The goddess originally wore a helmet of marble or bronze, added separately. The ears are pierced for metal earrings. The head comes from an over-life-sized statue that possibly represented the goddess striding forward. The statue may have stood outdoors, as a monumental votive image of the warrior goddess in her role as protectress of a city rather than within a temple as a cult statue.

Bronze portrait of a man
Roman, Late Republican or Early Imperial, ca. 1st century b.c.

In the early first century b.c. Greek artists were fashioning portraits of Roman patrons that presented a straightforward image of their subjects in a veristic style. This phenomenon existed across the ever-expanding Roman world, but the finest and largest group of such portraits in marble survives on the Cycladic island of Delos, which was an important commercial centre in the Late Republican period and home to numerous Roman merchants. 

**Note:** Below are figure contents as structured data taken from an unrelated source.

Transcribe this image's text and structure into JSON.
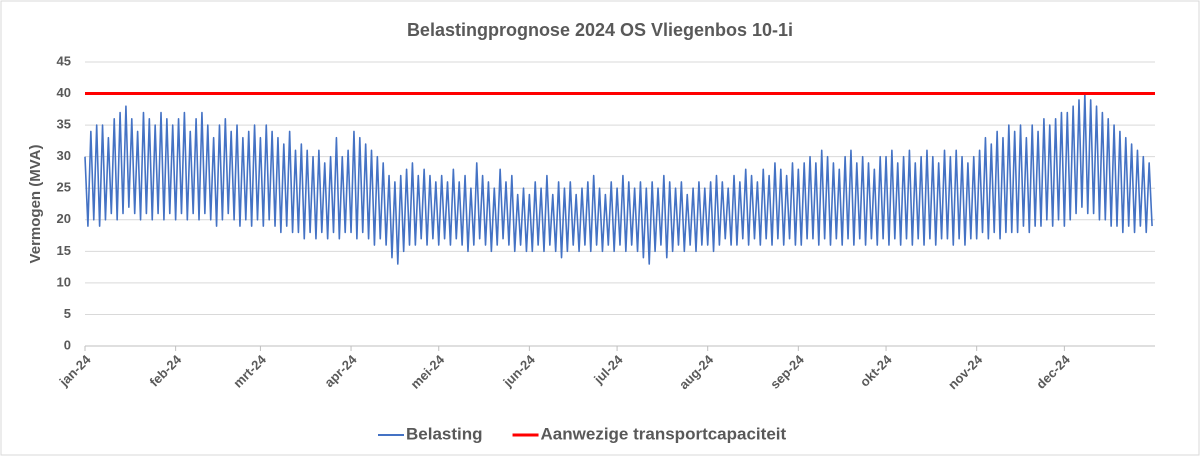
{
  "chart_data": {
    "type": "line",
    "title": "Belastingprognose 2024 OS Vliegenbos 10-1i",
    "ylabel": "Vermogen (MVA)",
    "xlim": [
      0,
      366
    ],
    "xticks": [
      {
        "value": 0,
        "label": "jan-24"
      },
      {
        "value": 31,
        "label": "feb-24"
      },
      {
        "value": 60,
        "label": "mrt-24"
      },
      {
        "value": 91,
        "label": "apr-24"
      },
      {
        "value": 121,
        "label": "mei-24"
      },
      {
        "value": 152,
        "label": "jun-24"
      },
      {
        "value": 182,
        "label": "jul-24"
      },
      {
        "value": 213,
        "label": "aug-24"
      },
      {
        "value": 244,
        "label": "sep-24"
      },
      {
        "value": 274,
        "label": "okt-24"
      },
      {
        "value": 305,
        "label": "nov-24"
      },
      {
        "value": 335,
        "label": "dec-24"
      }
    ],
    "ylim": [
      0,
      45
    ],
    "yticks": [
      0,
      5,
      10,
      15,
      20,
      25,
      30,
      35,
      40,
      45
    ],
    "grid": true,
    "legend": "bottom",
    "series": [
      {
        "name": "Belasting",
        "color": "#4472c4",
        "x": [
          0,
          1,
          2,
          3,
          4,
          5,
          6,
          7,
          8,
          9,
          10,
          11,
          12,
          13,
          14,
          15,
          16,
          17,
          18,
          19,
          20,
          21,
          22,
          23,
          24,
          25,
          26,
          27,
          28,
          29,
          30,
          31,
          32,
          33,
          34,
          35,
          36,
          37,
          38,
          39,
          40,
          41,
          42,
          43,
          44,
          45,
          46,
          47,
          48,
          49,
          50,
          51,
          52,
          53,
          54,
          55,
          56,
          57,
          58,
          59,
          60,
          61,
          62,
          63,
          64,
          65,
          66,
          67,
          68,
          69,
          70,
          71,
          72,
          73,
          74,
          75,
          76,
          77,
          78,
          79,
          80,
          81,
          82,
          83,
          84,
          85,
          86,
          87,
          88,
          89,
          90,
          91,
          92,
          93,
          94,
          95,
          96,
          97,
          98,
          99,
          100,
          101,
          102,
          103,
          104,
          105,
          106,
          107,
          108,
          109,
          110,
          111,
          112,
          113,
          114,
          115,
          116,
          117,
          118,
          119,
          120,
          121,
          122,
          123,
          124,
          125,
          126,
          127,
          128,
          129,
          130,
          131,
          132,
          133,
          134,
          135,
          136,
          137,
          138,
          139,
          140,
          141,
          142,
          143,
          144,
          145,
          146,
          147,
          148,
          149,
          150,
          151,
          152,
          153,
          154,
          155,
          156,
          157,
          158,
          159,
          160,
          161,
          162,
          163,
          164,
          165,
          166,
          167,
          168,
          169,
          170,
          171,
          172,
          173,
          174,
          175,
          176,
          177,
          178,
          179,
          180,
          181,
          182,
          183,
          184,
          185,
          186,
          187,
          188,
          189,
          190,
          191,
          192,
          193,
          194,
          195,
          196,
          197,
          198,
          199,
          200,
          201,
          202,
          203,
          204,
          205,
          206,
          207,
          208,
          209,
          210,
          211,
          212,
          213,
          214,
          215,
          216,
          217,
          218,
          219,
          220,
          221,
          222,
          223,
          224,
          225,
          226,
          227,
          228,
          229,
          230,
          231,
          232,
          233,
          234,
          235,
          236,
          237,
          238,
          239,
          240,
          241,
          242,
          243,
          244,
          245,
          246,
          247,
          248,
          249,
          250,
          251,
          252,
          253,
          254,
          255,
          256,
          257,
          258,
          259,
          260,
          261,
          262,
          263,
          264,
          265,
          266,
          267,
          268,
          269,
          270,
          271,
          272,
          273,
          274,
          275,
          276,
          277,
          278,
          279,
          280,
          281,
          282,
          283,
          284,
          285,
          286,
          287,
          288,
          289,
          290,
          291,
          292,
          293,
          294,
          295,
          296,
          297,
          298,
          299,
          300,
          301,
          302,
          303,
          304,
          305,
          306,
          307,
          308,
          309,
          310,
          311,
          312,
          313,
          314,
          315,
          316,
          317,
          318,
          319,
          320,
          321,
          322,
          323,
          324,
          325,
          326,
          327,
          328,
          329,
          330,
          331,
          332,
          333,
          334,
          335,
          336,
          337,
          338,
          339,
          340,
          341,
          342,
          343,
          344,
          345,
          346,
          347,
          348,
          349,
          350,
          351,
          352,
          353,
          354,
          355,
          356,
          357,
          358,
          359,
          360,
          361,
          362,
          363,
          364,
          365
        ],
        "values": [
          30,
          19,
          34,
          20,
          35,
          19,
          35,
          20,
          33,
          21,
          36,
          20,
          37,
          21,
          38,
          22,
          36,
          21,
          34,
          20,
          37,
          21,
          36,
          20,
          35,
          21,
          37,
          20,
          36,
          21,
          35,
          20,
          36,
          21,
          37,
          20,
          34,
          21,
          36,
          20,
          37,
          21,
          35,
          20,
          33,
          19,
          35,
          20,
          36,
          21,
          34,
          20,
          35,
          19,
          33,
          20,
          34,
          19,
          35,
          20,
          33,
          19,
          35,
          20,
          34,
          19,
          33,
          18,
          32,
          19,
          34,
          18,
          31,
          18,
          32,
          17,
          31,
          18,
          30,
          17,
          31,
          18,
          29,
          17,
          30,
          18,
          33,
          17,
          30,
          18,
          31,
          18,
          34,
          17,
          33,
          18,
          32,
          17,
          31,
          16,
          30,
          17,
          29,
          16,
          27,
          14,
          26,
          13,
          27,
          15,
          28,
          16,
          29,
          16,
          27,
          17,
          28,
          16,
          27,
          17,
          26,
          16,
          27,
          17,
          26,
          16,
          28,
          17,
          26,
          16,
          27,
          15,
          25,
          16,
          29,
          17,
          27,
          16,
          26,
          15,
          25,
          16,
          28,
          17,
          26,
          16,
          27,
          15,
          24,
          16,
          25,
          15,
          24,
          15,
          26,
          16,
          25,
          15,
          27,
          16,
          24,
          15,
          26,
          14,
          25,
          15,
          26,
          16,
          24,
          15,
          25,
          16,
          26,
          15,
          27,
          16,
          25,
          15,
          24,
          16,
          26,
          15,
          25,
          16,
          27,
          15,
          26,
          16,
          25,
          15,
          26,
          14,
          25,
          13,
          26,
          15,
          25,
          16,
          27,
          14,
          26,
          15,
          25,
          16,
          26,
          15,
          24,
          16,
          25,
          15,
          26,
          16,
          25,
          16,
          26,
          15,
          27,
          16,
          26,
          17,
          25,
          16,
          27,
          16,
          26,
          17,
          28,
          16,
          27,
          17,
          26,
          16,
          28,
          17,
          27,
          16,
          29,
          17,
          28,
          16,
          27,
          17,
          29,
          16,
          28,
          16,
          29,
          17,
          30,
          17,
          29,
          16,
          31,
          17,
          30,
          16,
          29,
          17,
          28,
          16,
          30,
          17,
          31,
          16,
          29,
          17,
          30,
          16,
          29,
          17,
          28,
          16,
          30,
          17,
          30,
          16,
          31,
          17,
          29,
          16,
          30,
          17,
          31,
          16,
          29,
          17,
          30,
          16,
          31,
          17,
          30,
          16,
          29,
          17,
          31,
          17,
          30,
          16,
          31,
          17,
          30,
          16,
          29,
          17,
          30,
          17,
          31,
          18,
          33,
          17,
          32,
          18,
          34,
          17,
          33,
          18,
          35,
          18,
          34,
          18,
          35,
          19,
          33,
          18,
          35,
          19,
          34,
          19,
          36,
          20,
          35,
          19,
          36,
          20,
          37,
          19,
          37,
          20,
          38,
          21,
          39,
          22,
          40,
          21,
          39,
          21,
          38,
          20,
          37,
          20,
          36,
          19,
          35,
          19,
          34,
          18,
          33,
          19,
          32,
          18,
          31,
          19,
          30,
          18,
          29,
          19
        ]
      },
      {
        "name": "Aanwezige transportcapaciteit",
        "color": "#ff0000",
        "x": [
          0,
          366
        ],
        "values": [
          40,
          40
        ]
      }
    ]
  }
}
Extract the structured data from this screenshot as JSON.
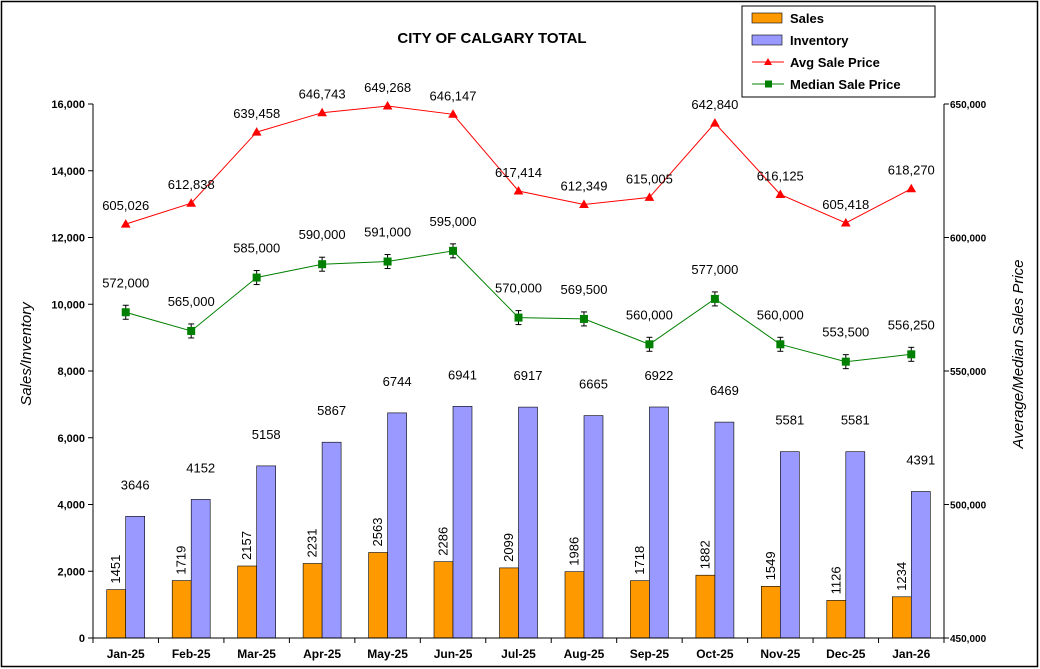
{
  "chart_data": {
    "type": "bar+line",
    "title": "CITY OF CALGARY TOTAL",
    "categories": [
      "Jan-25",
      "Feb-25",
      "Mar-25",
      "Apr-25",
      "May-25",
      "Jun-25",
      "Jul-25",
      "Aug-25",
      "Sep-25",
      "Oct-25",
      "Nov-25",
      "Dec-25",
      "Jan-26"
    ],
    "y_left": {
      "label": "Sales/Inventory",
      "range": [
        0,
        16000
      ],
      "ticks": [
        "0",
        "2,000",
        "4,000",
        "6,000",
        "8,000",
        "10,000",
        "12,000",
        "14,000",
        "16,000"
      ]
    },
    "y_right": {
      "label": "Average/Median Sales Price",
      "range": [
        450000,
        650000
      ],
      "ticks": [
        "450,000",
        "500,000",
        "550,000",
        "600,000",
        "650,000"
      ]
    },
    "series": [
      {
        "name": "Sales",
        "kind": "bar",
        "axis": "left",
        "color": "#FF9900",
        "values": [
          1451,
          1719,
          2157,
          2231,
          2563,
          2286,
          2099,
          1986,
          1718,
          1882,
          1549,
          1126,
          1234
        ],
        "labels": [
          "1451",
          "1719",
          "2157",
          "2231",
          "2563",
          "2286",
          "2099",
          "1986",
          "1718",
          "1882",
          "1549",
          "1126",
          "1234"
        ]
      },
      {
        "name": "Inventory",
        "kind": "bar",
        "axis": "left",
        "color": "#9999FF",
        "values": [
          3646,
          4152,
          5158,
          5867,
          6744,
          6941,
          6917,
          6665,
          6922,
          6469,
          5581,
          5581,
          4391
        ],
        "labels": [
          "3646",
          "4152",
          "5158",
          "5867",
          "6744",
          "6941",
          "6917",
          "6665",
          "6922",
          "6469",
          "5581",
          "5581",
          "4391"
        ]
      },
      {
        "name": "Avg Sale Price",
        "kind": "line",
        "axis": "right",
        "color": "#FF0000",
        "marker": "triangle",
        "values": [
          605026,
          612838,
          639458,
          646743,
          649268,
          646147,
          617414,
          612349,
          615005,
          642840,
          616125,
          605418,
          618270
        ],
        "labels": [
          "605,026",
          "612,838",
          "639,458",
          "646,743",
          "649,268",
          "646,147",
          "617,414",
          "612,349",
          "615,005",
          "642,840",
          "616,125",
          "605,418",
          "618,270"
        ]
      },
      {
        "name": "Median Sale Price",
        "kind": "line",
        "axis": "right",
        "color": "#008000",
        "marker": "square",
        "values": [
          572000,
          565000,
          585000,
          590000,
          591000,
          595000,
          570000,
          569500,
          560000,
          577000,
          560000,
          553500,
          556250
        ],
        "labels": [
          "572,000",
          "565,000",
          "585,000",
          "590,000",
          "591,000",
          "595,000",
          "570,000",
          "569,500",
          "560,000",
          "577,000",
          "560,000",
          "553,500",
          "556,250"
        ]
      }
    ],
    "legend": {
      "position": "top-right",
      "items": [
        "Sales",
        "Inventory",
        "Avg Sale Price",
        "Median Sale Price"
      ]
    }
  }
}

The portrait exhibited here is a good example of the veristic style, which appealed to Roman citizens who valued individuality. Bronze was the preferred medium for Roman honorific statues because of its ability to achieve the closest possible fidelity to nature. 

Mosaic floor panel
Roman, Imperial, 2nd century a.d.
Stone, tile and glass
Excavated from a villa at Daphne near Antioch (modern Antakya, Turkey), the metropolis of Roman Syria

The rectangular panel represents the entire decorated area of a floor and was found together with another mosaic (now in the Baltimore Museum of Art) in an olive grove at Daphne-Harbiye in 1937. In Roman times, Daphne was a popular holiday resort, used by the wealthy citizens and residents of Antioch as a place of rest and refuge from the heat and noise of the city.